A Comissão de Meio Ambiente e Desenvolvimento Sustentável aprovou, nesta quarta-feira (16), parecer do deputado federal Bernardo Santana de Vasconcellos (PR-MG) pela rejeição do Projeto de Lei Complementar 73/07, que propõe a criação de tributo sobre as atividades econômicas que emitam gases de efeito estufa (GEE).

Para Bernardo Santana, a questão ultrapassa o debate sobre um tributo dito virtuoso para o meio ambiente.

Ele explica que a criação de um carbon tax (tributo), como previsto no PLP 73/07, exclui a possibilidade de se fazer o Mecanismo de Desenvolvimento Limpo (MDL) no Brasil.

O MDL foi definido pelo Protocolo de Quioto, na rodada de Kopenhagen, da qual o deputado Bernardo Santana participou. Seu propósito é auxiliar os países a alcançar o desenvolvimento sustentável e a reduzir suas emissões de gases estufa, com a exigência da adicionalidade (voluntariedade).

“Na medida em que se cria uma obrigação de reduzir as emissões de CO2 sob pena de se pagar tributo, perde-se esta voluntariedade, vira obrigação. Assim, o Brasil perde o direito de utilizar o MDL”, esclarece Bernardo Santana ao sugerir a rejeição do projeto para que uma taxação de carbono não impeça o Brasil de se utilizar do Mecanismo de Desenvolvimento Limpo.

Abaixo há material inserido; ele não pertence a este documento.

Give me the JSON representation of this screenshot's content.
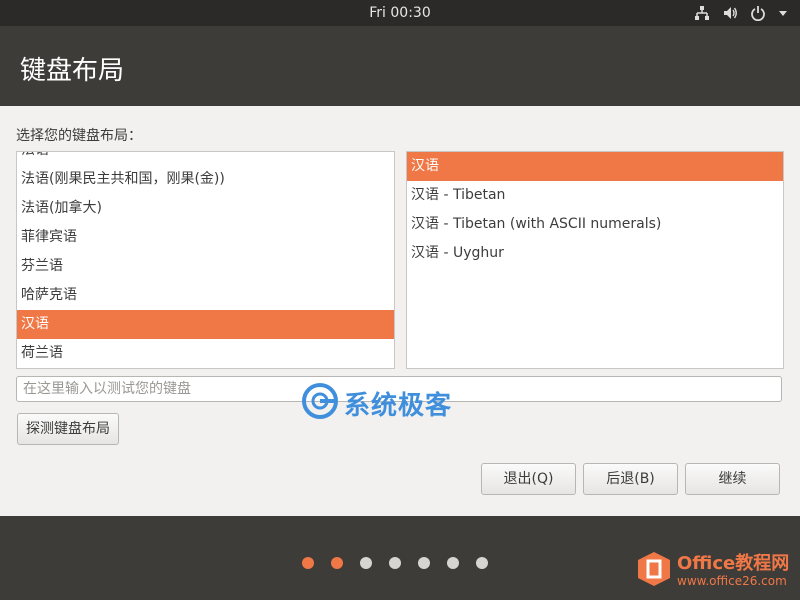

O deputado Bernardo Santana defende políticas virtuosas que incentivem e valorizem o esforço e as conquistas do Brasil na tentativa de reduzir as emissões de CO2, por meio de MDL.

Em seu parecer, o parlamentar explica que o Brasil já adota uma série de ações voltadas para a diminuição da emissão de GGE. Ele destaca que o país é signatário do Protocolo de Quioto, que prevê metas de redução de GGE apenas para países chamados de “investidores”, e não para os países em desenvolvimento, como o Brasil. Para tanto, o país instituiu a Política Nacional sobre Mudança do Clima (Lei 12.187/09), pela qual se compromete a adotar, voluntariamente, ações de mitigação das emissões de GGE visando uma redução entre 36,1% e 38,9% até 2020.